4. **Data Cleaning**
   - **Removing Unwanted Columns**:
     - Sometimes datasets contain irrelevant columns that do not contribute to the analysis. Use the `drop()` method to remove these columns.
     - **Example**:
       ```python
       df = df.drop(columns=['unwanted_column1', 'unwanted_column2'])
       ```
   - **Handling Inconsistent Data**:
     - Inconsistent data, like differing formats or mixed types within columns, can affect analysis. Standardize formats, such as date formats, or convert strings to lowercase.
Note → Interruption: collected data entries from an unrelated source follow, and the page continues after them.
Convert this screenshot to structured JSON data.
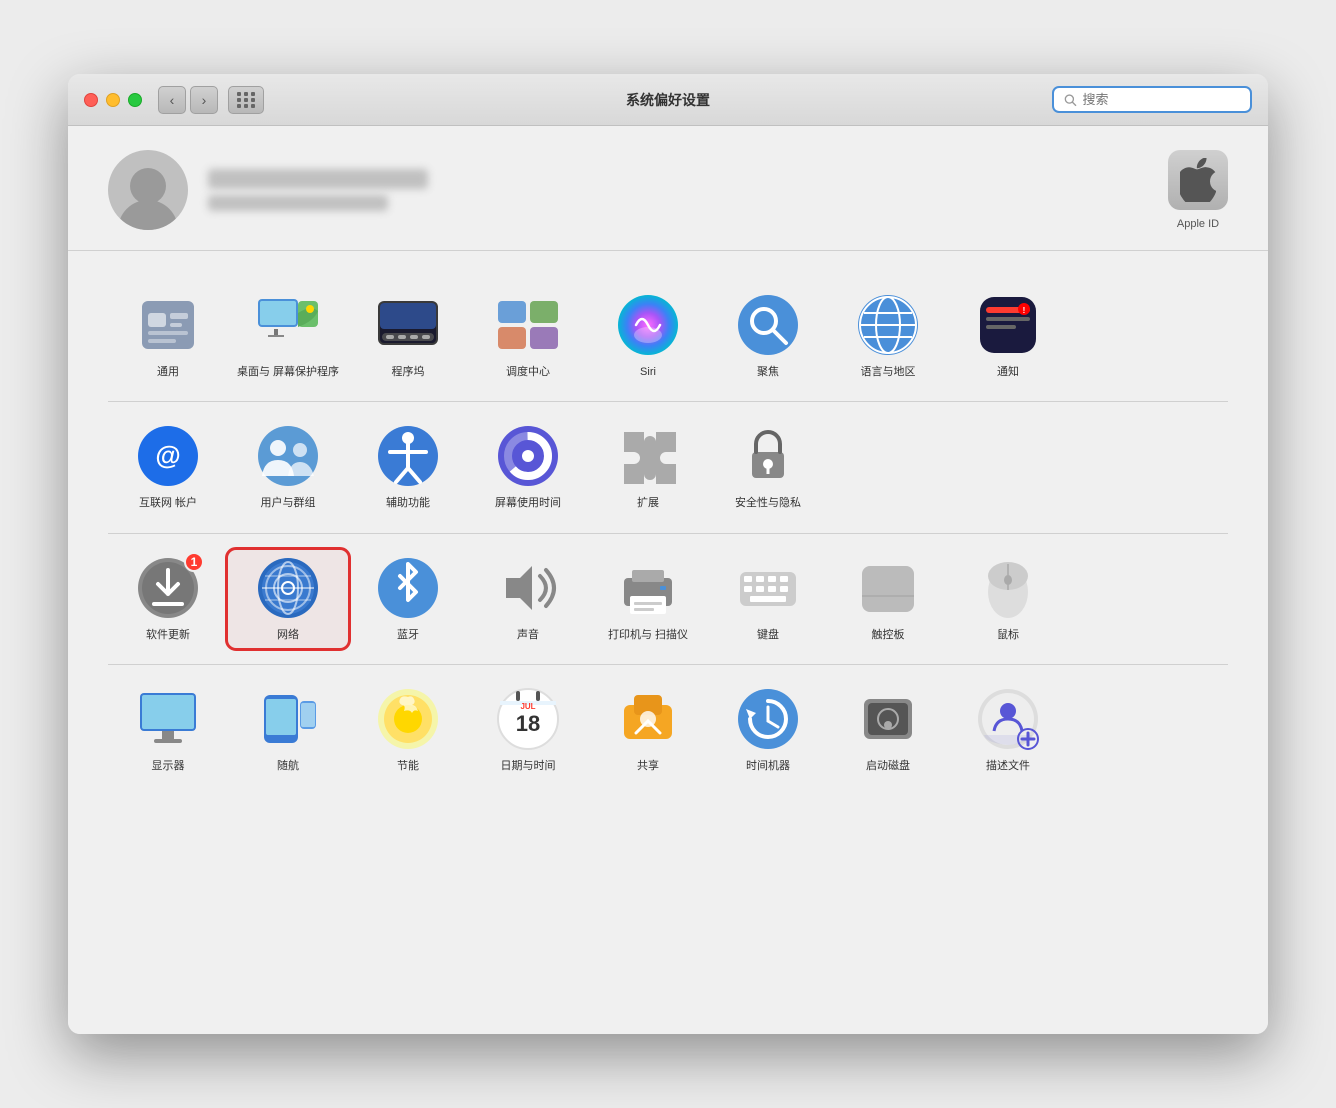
{
  "window": {
    "title": "系统偏好设置",
    "search_placeholder": "搜索"
  },
  "profile": {
    "apple_id_label": "Apple ID"
  },
  "rows": [
    {
      "items": [
        {
          "id": "general",
          "label": "通用",
          "icon": "general"
        },
        {
          "id": "desktop",
          "label": "桌面与\n屏幕保护程序",
          "icon": "desktop"
        },
        {
          "id": "dock",
          "label": "程序坞",
          "icon": "dock"
        },
        {
          "id": "mission",
          "label": "调度中心",
          "icon": "mission"
        },
        {
          "id": "siri",
          "label": "Siri",
          "icon": "siri"
        },
        {
          "id": "spotlight",
          "label": "聚焦",
          "icon": "spotlight"
        },
        {
          "id": "language",
          "label": "语言与地区",
          "icon": "language"
        },
        {
          "id": "notifications",
          "label": "通知",
          "icon": "notifications"
        }
      ]
    },
    {
      "items": [
        {
          "id": "internet",
          "label": "互联网\n帐户",
          "icon": "internet"
        },
        {
          "id": "users",
          "label": "用户与群组",
          "icon": "users"
        },
        {
          "id": "accessibility",
          "label": "辅助功能",
          "icon": "accessibility"
        },
        {
          "id": "screentime",
          "label": "屏幕使用时间",
          "icon": "screentime"
        },
        {
          "id": "extensions",
          "label": "扩展",
          "icon": "extensions"
        },
        {
          "id": "security",
          "label": "安全性与隐私",
          "icon": "security"
        }
      ]
    },
    {
      "items": [
        {
          "id": "softwareupdate",
          "label": "软件更新",
          "icon": "softwareupdate",
          "badge": "1"
        },
        {
          "id": "network",
          "label": "网络",
          "icon": "network",
          "selected": true
        },
        {
          "id": "bluetooth",
          "label": "蓝牙",
          "icon": "bluetooth"
        },
        {
          "id": "sound",
          "label": "声音",
          "icon": "sound"
        },
        {
          "id": "printers",
          "label": "打印机与\n扫描仪",
          "icon": "printers"
        },
        {
          "id": "keyboard",
          "label": "键盘",
          "icon": "keyboard"
        },
        {
          "id": "trackpad",
          "label": "触控板",
          "icon": "trackpad"
        },
        {
          "id": "mouse",
          "label": "鼠标",
          "icon": "mouse"
        }
      ]
    },
    {
      "items": [
        {
          "id": "displays",
          "label": "显示器",
          "icon": "displays"
        },
        {
          "id": "sidecar",
          "label": "随航",
          "icon": "sidecar"
        },
        {
          "id": "energy",
          "label": "节能",
          "icon": "energy"
        },
        {
          "id": "datetime",
          "label": "日期与时间",
          "icon": "datetime"
        },
        {
          "id": "sharing",
          "label": "共享",
          "icon": "sharing"
        },
        {
          "id": "timemachine",
          "label": "时间机器",
          "icon": "timemachine"
        },
        {
          "id": "startup",
          "label": "启动磁盘",
          "icon": "startup"
        },
        {
          "id": "profiles",
          "label": "描述文件",
          "icon": "profiles"
        }
      ]
    }
  ]
}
     - **Example (standardizing text format)**:
       ```python
       df['column'] = df['column'].str.lower()  # Convert all text to lowercase
       ```
   - **Changing Data Types**:
     - Convert columns to the appropriate data types (e.g., from string to integer) using the `astype()` method.
     - **Example**:
       ```python
       df['column'] = df['column'].astype(int)
       ```

5. **Practical Data Cleaning Workflow**
   - A typical data cleaning process involves:
     1. Identifying and handling duplicates.
     2. Checking for missing values and deciding on a strategy (e.g., drop or fill).
     3. Dropping unnecessary columns and standardizing data formats.
     4. Ensuring correct data types across columns.

### Exercises
- **Exercise 1**: Load a dataset and identify any duplicate rows. Remove duplicates and inspect the dataset to confirm.
- **Exercise 2**: Identify missing values in a dataset and try different strategies for handling them (e.g., dropping rows, filling with mean).
- **Exercise 3**: Practice converting data types and standardizing formats in a sample dataset to ensure data consistency.